Alsancak Limanı kruvaziyer limanı olacak, hedef 7 milyon yolcu
İzmir Alsancak Limanı özelleştirilmeyecek, Çandarlı’daki Kuzey Ege Limanı devreye girdikten sonra kruvaziyer gemilere hizmet verecek.
Dünya Ekonomi Denizcilik ve Lojistik TV İzmir Stüdyosu'nun açılışına katılan Ulaştırma Denizcilik ve Haberleşme Bakanı Binali Yıldırım, canlı yayında İzmir'e dev yatırımların müjdesini verdi.
İzmir Alsancak Limanı'nın özelleştirilmesinin gündemlerinde olmadığını açıklayan Bakan Yıldırım, Çandarlı'da yapımı süren Kuzey Ege Limanı devreye girdikten sonra, İzmir Alsancak Limanı'nı kruvaziyer gemilere ayıracaklarını ve burasını bir yaşam merkezine dönüştüreceklerini söyledi.
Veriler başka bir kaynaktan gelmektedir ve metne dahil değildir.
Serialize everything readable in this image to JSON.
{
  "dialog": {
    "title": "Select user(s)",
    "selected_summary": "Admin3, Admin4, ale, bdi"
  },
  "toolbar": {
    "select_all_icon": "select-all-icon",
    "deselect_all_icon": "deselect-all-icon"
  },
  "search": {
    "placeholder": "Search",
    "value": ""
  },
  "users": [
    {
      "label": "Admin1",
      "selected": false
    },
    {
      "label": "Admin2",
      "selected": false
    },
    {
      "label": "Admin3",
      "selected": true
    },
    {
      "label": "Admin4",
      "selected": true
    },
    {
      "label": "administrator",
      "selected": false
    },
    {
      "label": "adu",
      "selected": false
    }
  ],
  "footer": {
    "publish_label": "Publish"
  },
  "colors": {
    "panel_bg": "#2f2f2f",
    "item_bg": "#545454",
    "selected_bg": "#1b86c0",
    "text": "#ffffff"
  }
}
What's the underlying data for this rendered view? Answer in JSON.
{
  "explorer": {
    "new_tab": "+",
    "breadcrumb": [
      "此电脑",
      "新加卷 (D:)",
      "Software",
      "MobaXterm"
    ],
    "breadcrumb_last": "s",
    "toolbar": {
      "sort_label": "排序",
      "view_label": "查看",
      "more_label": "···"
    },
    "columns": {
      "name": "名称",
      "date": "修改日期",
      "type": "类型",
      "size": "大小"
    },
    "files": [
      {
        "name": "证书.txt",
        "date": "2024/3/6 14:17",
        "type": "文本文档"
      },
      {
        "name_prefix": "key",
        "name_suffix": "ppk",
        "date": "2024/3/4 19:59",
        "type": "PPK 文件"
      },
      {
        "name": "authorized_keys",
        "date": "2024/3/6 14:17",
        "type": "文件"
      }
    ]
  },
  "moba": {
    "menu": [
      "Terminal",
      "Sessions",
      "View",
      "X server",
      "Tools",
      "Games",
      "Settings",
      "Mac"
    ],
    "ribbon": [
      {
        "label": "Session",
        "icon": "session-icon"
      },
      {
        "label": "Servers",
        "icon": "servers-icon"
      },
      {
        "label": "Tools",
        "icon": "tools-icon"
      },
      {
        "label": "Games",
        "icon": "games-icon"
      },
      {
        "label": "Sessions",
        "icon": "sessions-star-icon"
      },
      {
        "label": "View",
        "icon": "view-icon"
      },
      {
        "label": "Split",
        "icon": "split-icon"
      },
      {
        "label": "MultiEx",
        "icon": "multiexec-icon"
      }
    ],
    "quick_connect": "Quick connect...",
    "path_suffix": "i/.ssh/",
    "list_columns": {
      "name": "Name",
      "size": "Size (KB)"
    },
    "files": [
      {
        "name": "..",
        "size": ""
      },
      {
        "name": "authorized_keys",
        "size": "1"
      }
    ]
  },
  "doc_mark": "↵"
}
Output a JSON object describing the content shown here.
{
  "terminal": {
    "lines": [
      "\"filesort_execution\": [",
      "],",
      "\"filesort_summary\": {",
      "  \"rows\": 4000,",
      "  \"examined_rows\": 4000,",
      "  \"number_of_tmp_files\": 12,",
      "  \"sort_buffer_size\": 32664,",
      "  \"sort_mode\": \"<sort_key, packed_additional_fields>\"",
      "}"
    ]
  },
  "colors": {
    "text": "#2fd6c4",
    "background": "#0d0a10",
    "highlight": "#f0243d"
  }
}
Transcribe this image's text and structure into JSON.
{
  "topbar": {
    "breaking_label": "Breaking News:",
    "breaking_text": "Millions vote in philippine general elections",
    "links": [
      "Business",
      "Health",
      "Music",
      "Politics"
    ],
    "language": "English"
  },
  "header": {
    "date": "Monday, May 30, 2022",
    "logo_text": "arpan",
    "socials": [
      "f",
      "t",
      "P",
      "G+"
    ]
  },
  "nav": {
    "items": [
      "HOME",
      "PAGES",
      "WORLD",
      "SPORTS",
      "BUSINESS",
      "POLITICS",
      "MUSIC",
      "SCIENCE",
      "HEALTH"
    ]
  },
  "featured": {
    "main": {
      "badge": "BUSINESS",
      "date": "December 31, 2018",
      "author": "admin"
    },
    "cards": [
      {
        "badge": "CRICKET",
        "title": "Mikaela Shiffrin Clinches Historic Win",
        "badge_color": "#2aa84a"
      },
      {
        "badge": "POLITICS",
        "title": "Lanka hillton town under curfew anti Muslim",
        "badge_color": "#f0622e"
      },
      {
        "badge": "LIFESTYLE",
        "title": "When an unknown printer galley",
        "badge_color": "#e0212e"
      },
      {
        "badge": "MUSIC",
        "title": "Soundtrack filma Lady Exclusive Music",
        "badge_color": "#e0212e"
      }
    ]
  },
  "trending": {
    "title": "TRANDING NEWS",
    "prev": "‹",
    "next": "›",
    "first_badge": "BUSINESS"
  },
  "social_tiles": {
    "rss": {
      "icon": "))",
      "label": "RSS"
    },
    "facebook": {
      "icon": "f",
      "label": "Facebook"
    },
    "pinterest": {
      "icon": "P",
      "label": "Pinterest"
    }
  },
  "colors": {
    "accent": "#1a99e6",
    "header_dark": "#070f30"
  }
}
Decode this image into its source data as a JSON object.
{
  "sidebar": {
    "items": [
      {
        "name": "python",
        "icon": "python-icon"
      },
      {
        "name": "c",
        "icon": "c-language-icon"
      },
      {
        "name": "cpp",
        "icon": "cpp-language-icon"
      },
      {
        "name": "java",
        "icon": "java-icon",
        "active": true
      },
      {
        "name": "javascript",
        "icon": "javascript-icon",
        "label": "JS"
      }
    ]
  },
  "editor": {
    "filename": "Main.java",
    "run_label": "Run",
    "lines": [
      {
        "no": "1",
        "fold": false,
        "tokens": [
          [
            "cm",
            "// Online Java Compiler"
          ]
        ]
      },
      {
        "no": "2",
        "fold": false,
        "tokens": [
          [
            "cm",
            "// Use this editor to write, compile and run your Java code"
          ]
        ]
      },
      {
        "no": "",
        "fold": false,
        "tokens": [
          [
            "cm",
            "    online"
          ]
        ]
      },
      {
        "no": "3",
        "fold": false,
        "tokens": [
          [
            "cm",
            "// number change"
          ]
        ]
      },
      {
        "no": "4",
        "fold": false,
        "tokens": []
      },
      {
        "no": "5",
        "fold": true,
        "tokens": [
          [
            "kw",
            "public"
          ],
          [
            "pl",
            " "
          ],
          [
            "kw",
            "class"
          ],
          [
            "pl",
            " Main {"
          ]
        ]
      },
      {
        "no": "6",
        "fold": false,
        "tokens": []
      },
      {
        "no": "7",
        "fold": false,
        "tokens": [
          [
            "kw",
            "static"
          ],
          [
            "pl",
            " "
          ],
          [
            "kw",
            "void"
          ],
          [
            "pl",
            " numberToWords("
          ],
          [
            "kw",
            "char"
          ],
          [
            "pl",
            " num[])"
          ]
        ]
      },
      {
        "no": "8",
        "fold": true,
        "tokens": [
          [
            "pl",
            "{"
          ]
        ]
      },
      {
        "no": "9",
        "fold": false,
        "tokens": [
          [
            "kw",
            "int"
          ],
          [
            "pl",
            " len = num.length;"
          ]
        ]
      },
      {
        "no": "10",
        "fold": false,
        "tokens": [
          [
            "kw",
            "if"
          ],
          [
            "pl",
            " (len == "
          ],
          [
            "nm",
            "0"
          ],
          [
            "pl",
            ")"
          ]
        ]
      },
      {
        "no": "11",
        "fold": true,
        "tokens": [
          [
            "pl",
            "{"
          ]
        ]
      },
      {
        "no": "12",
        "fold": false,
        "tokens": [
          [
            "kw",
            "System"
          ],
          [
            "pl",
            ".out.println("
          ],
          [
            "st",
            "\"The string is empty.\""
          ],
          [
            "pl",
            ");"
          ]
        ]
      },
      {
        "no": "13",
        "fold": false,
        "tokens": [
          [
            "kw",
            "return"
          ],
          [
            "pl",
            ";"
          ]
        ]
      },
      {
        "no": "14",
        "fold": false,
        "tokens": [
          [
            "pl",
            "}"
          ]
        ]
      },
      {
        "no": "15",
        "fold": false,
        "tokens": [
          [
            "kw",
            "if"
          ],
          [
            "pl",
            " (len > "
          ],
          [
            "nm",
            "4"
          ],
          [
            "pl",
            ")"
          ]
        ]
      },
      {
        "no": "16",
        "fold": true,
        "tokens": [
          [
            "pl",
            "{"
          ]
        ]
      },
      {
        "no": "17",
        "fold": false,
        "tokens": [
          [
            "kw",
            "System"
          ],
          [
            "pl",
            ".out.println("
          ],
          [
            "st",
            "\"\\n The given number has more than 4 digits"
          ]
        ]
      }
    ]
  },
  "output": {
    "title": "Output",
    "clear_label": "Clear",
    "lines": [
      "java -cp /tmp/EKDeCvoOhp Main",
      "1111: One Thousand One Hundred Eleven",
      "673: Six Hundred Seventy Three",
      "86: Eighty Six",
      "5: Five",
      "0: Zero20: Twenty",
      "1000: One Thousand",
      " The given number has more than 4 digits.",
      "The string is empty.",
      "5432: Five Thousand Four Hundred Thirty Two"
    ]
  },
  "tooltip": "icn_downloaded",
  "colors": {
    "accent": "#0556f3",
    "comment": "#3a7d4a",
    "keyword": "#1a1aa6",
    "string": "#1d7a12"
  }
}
TCDD'nin İzmir Körfezi'nde liman su yolunun derinleştirilmesi de dahil olmak üzere Alsancak Limanı'nda planladığı yatırım tutarı 400-450 milyon dolar seviyesinde. Daha önce Limanı, Avrupa'nın en büyük 5 konteyner limanına dönüştürmek üzere planlanan bu yatırımlar artık, İzmir'i kruvaziyer turizmde dünyanın önemli limanlarından biri haline getirmek üzere gerçekleştirilecek.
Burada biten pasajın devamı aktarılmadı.